La Pologne comme point de référence
Le fait que le réalisateur de « One of Us » soit venu à Varsovie pour y puiser de l’espoir n’est pas une simple courtoisie, mais la preuve que nous avons le potentiel non seulement de préserver la qualité de vie en Pologne, mais aussi d’influencer les sociétés occidentales en pleine mutation. Ces dernières années, des dizaines de milliers de jeunes Européens se sont tournés vers le christianisme, et les chrétiens constituent depuis longtemps une force d’influence polonaise, constamment sous-exploitée. Un tel regain de ferveur religieuse, comme celui que l’on observe aujourd’hui en France, est sans précédent.
Le docteur Ségolène du Closel, de la Fondation Jérôme Lejeune, centre intellectuel du mouvement pro-vie européen, est également intervenue à Varsovie. Selon elle, la Pologne n’est pas une périphérie, mais un centre névralgique des débats sur l’avenir du continent. Un lieu où un certain modèle de formation sociale a su perdurer jusqu’à ce que les espoirs placés dans le libéralisme, impuissant face aux défis contemporains, s’évanouissent. Alors que l’Occident vacille et que l’Est sombre dans le chaos, la Pologne a l’opportunité de guider l’Europe, non seulement sur le plan économique, mais aussi politique, moral et spirituel. Ces enjeux sont indissociables.
C’est pourquoi la Marche nationale pour la vie associe des enjeux souvent négligés, mais pourtant étroitement liés : la protection des plus vulnérables et le rappel de la continuité culturelle et historique de la Pologne. Cette année, la marche s’est déroulée sous le slogan « Foi et Fidélité 966-2026 », en référence au 1060e anniversaire du baptême de la Pologne, célébré le 14 avril et que le gouvernement actuel considère comme indigne d’une commémoration nationale. Le baptême de Mieszko n’était pas un simple acte religieux. C’était un événement civilisationnel qui a façonné l’identité de la Pologne et sans lequel, comme le dit l’adage, la Pologne n’existerait pas. Face à l’avenir et à des problèmes tels que le déclin démographique, nos difficultés ne semblent plus si différentes.
Les succès actuels de la Pologne seraient impossibles sans la continuité de son héritage.
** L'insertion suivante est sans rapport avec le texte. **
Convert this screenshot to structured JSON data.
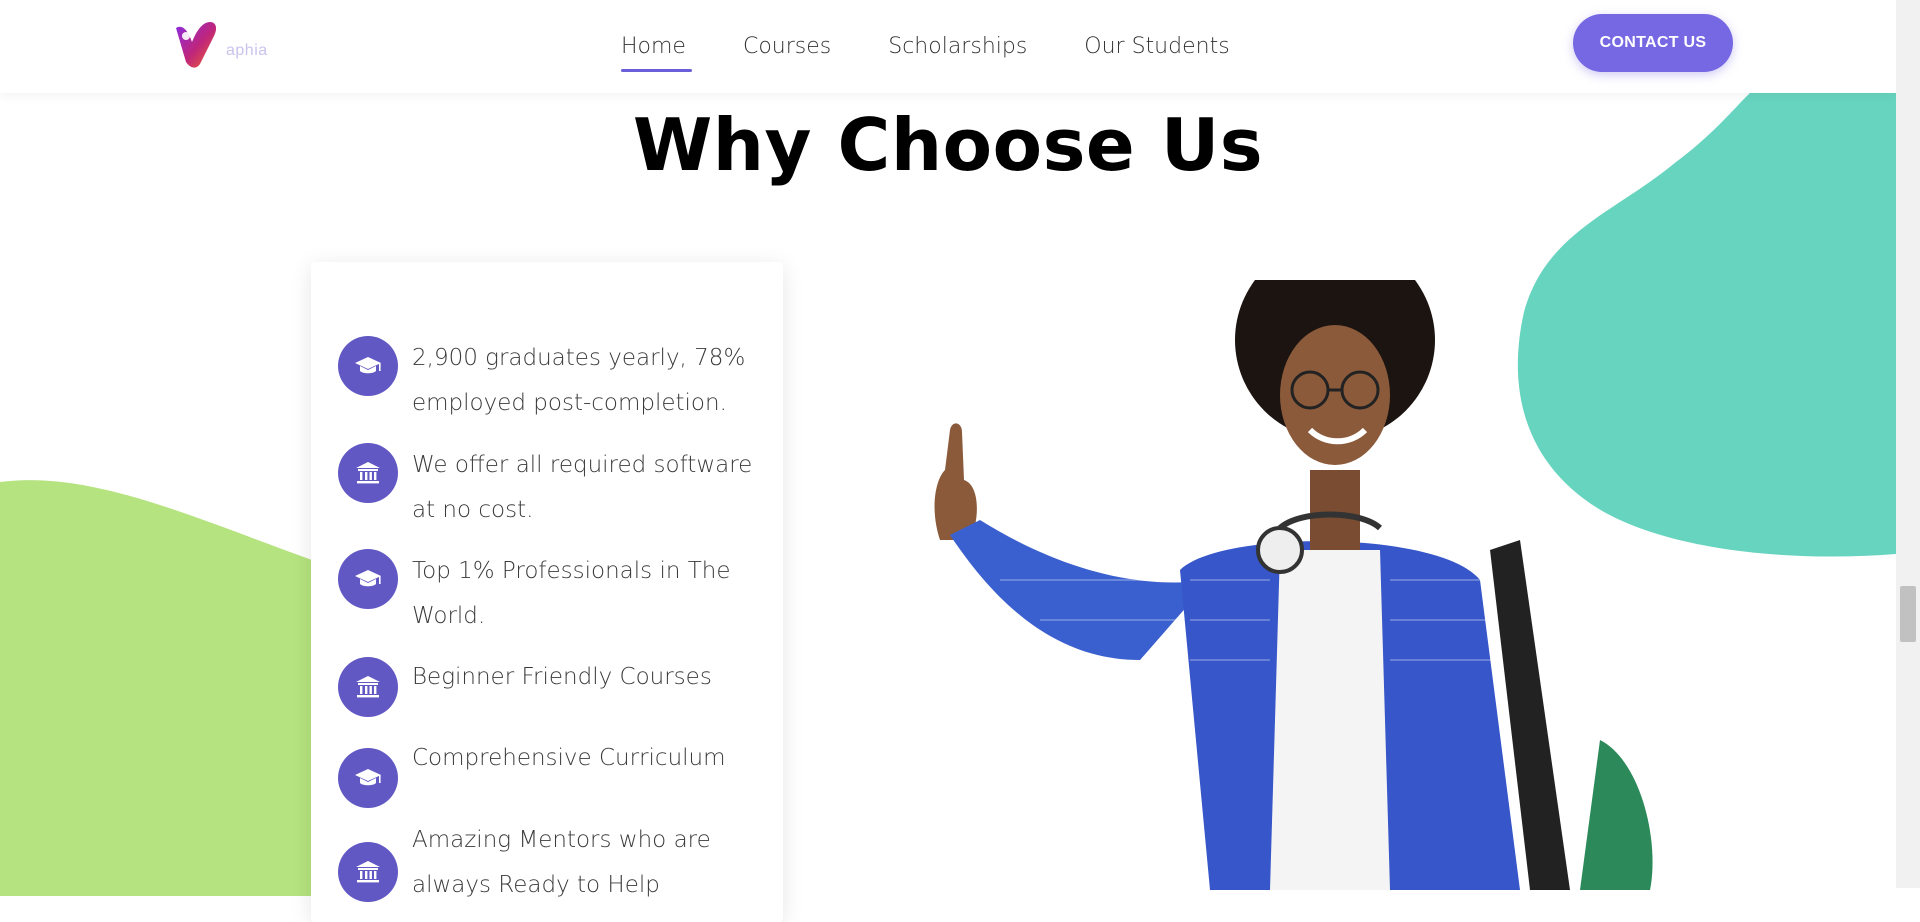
{
  "header": {
    "logo_text": "aphia",
    "nav": [
      {
        "label": "Home",
        "active": true
      },
      {
        "label": "Courses",
        "active": false
      },
      {
        "label": "Scholarships",
        "active": false
      },
      {
        "label": "Our Students",
        "active": false
      }
    ],
    "contact_label": "CONTACT US"
  },
  "section": {
    "title": "Why Choose Us"
  },
  "features": [
    {
      "icon": "graduation-cap-icon",
      "line1": "2,900 graduates yearly, 78%",
      "line2": "employed post-completion."
    },
    {
      "icon": "institution-icon",
      "line1": "We offer all required software",
      "line2": "at no cost."
    },
    {
      "icon": "graduation-cap-icon",
      "line1": "Top 1% Professionals in The",
      "line2": "World."
    },
    {
      "icon": "institution-icon",
      "line1": "Beginner Friendly Courses",
      "line2": ""
    },
    {
      "icon": "graduation-cap-icon",
      "line1": "Comprehensive Curriculum",
      "line2": ""
    },
    {
      "icon": "institution-icon",
      "line1": "Amazing Mentors who are",
      "line2": "always Ready to Help"
    }
  ],
  "colors": {
    "accent": "#7667e3",
    "icon_bg": "#6258c4",
    "blob_green": "#b5e37f",
    "blob_teal": "#67d4bf"
  }
}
Nos valeurs chrétiennes et pro-chrétiennes (sans pour autant être confessionnelles) sont une condition essentielle de notre souveraineté. Un État, la sécurité, une culture forte et propre, le bien-être de ses citoyens : ces réalités ne sont pas aussi évidentes en Pologne qu’il n’y paraît. Nous les devons précisément à notre « structure morale » héritée. L’essentiel, cependant, est de ne pas se contenter de regarder le passé, mais de tendre sans cesse vers ce qui perdure.